Cross-linked thermoset polymeric materials are widely used in various engineering applications due to their excellent mechanical properties, thermal stability, and chemical resistance. Recent research highlights the role of cross-link density and additives in influencing segmental dynamics and thermomechanical behavior of polymers. This study employs coarse-grained molecular dynamics (CG-MD) simulations to explore the thermomechanical and morphologic behaviors of cross-linked polymers with molecular additives. Specifically, it is systematically investigated how cross-link density (c) and different additive concentrations (m) affect key glass-forming characteristics, along with the resulting changes in mechanical and morphologic properties of network materials as they approach their glass transition temperatures (T_g).
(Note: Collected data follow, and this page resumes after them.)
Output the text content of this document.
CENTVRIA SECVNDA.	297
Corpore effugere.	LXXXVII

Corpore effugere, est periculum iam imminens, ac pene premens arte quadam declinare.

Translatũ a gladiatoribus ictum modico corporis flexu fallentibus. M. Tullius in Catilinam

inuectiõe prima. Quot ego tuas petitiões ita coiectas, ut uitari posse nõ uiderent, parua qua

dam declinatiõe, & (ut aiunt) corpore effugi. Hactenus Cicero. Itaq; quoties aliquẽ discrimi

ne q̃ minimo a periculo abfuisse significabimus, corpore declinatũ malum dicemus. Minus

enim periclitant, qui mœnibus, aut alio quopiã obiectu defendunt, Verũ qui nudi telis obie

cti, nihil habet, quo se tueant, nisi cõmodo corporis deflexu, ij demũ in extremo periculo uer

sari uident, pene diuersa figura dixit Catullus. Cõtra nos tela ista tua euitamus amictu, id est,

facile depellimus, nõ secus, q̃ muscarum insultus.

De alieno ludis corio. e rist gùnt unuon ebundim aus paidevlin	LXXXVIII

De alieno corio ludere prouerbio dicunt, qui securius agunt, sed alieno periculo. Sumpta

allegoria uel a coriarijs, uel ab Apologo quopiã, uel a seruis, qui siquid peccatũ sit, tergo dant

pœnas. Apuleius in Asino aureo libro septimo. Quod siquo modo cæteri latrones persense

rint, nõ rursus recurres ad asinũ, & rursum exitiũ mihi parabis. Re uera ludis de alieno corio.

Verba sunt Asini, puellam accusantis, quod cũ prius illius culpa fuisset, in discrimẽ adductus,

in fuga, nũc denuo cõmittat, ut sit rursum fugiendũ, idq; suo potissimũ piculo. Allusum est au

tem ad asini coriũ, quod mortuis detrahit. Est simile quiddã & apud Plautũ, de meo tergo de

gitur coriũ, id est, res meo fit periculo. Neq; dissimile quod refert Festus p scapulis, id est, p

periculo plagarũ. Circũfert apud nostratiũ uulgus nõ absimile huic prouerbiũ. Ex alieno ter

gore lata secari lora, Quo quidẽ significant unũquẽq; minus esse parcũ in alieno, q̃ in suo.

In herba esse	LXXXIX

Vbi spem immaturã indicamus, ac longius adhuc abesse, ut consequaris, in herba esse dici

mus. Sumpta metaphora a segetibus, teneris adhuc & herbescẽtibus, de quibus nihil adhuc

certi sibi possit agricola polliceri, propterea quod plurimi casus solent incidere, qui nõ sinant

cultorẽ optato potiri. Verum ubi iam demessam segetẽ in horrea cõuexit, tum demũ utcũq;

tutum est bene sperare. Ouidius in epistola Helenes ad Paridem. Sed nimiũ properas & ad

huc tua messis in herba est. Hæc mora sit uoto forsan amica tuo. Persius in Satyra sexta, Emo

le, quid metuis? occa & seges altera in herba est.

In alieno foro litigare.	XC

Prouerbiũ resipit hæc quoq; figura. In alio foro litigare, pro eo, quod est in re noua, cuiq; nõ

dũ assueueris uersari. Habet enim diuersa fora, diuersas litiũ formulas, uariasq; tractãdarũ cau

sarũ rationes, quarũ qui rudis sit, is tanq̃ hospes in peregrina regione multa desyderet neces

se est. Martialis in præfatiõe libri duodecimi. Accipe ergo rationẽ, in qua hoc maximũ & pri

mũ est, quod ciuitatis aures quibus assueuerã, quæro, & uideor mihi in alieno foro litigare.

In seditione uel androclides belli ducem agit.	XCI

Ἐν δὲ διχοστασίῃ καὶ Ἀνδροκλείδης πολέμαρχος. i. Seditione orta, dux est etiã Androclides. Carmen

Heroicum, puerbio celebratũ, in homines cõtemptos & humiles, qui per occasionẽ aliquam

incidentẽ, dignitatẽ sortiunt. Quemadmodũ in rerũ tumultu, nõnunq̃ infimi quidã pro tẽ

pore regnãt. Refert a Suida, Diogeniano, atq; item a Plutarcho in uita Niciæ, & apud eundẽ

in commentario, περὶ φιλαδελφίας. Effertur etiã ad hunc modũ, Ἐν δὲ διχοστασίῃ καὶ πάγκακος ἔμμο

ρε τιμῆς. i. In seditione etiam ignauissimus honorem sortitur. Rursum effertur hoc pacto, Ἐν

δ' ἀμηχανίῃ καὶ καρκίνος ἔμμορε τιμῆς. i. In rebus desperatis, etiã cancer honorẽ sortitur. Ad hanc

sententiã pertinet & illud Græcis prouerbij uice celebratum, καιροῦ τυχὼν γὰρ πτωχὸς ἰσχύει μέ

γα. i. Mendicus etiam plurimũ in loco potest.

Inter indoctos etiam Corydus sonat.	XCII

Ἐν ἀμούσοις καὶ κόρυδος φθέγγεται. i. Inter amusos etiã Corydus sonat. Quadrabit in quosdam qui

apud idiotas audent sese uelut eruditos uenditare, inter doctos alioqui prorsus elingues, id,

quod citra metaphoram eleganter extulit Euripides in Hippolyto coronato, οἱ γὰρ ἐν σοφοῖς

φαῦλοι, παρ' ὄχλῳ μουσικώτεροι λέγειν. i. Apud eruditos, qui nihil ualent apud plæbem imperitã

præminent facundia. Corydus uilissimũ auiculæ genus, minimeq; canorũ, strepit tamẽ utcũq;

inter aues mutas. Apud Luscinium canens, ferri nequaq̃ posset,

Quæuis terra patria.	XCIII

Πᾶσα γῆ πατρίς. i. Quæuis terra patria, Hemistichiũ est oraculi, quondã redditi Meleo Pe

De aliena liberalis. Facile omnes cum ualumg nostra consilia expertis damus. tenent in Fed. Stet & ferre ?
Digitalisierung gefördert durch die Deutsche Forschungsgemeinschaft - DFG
Relatively weaker interaction between the polymer network and additives can lead to additive aggregation, significantly affecting the morphology and T_g as the m increases. Increasing c leads to an increase in both T_g and fragility while increasing m decreases them. The simulation reveals that both c and m moderately influence the mechanical properties (i.e., shear and tensile modulus) of cross-linked polymers with additives. This study provides valuable insights into how cross-link density and additive concentrations influence glass-forming and morphological behaviors, offering a molecular design strategy for developing advanced cross-linked thermosets.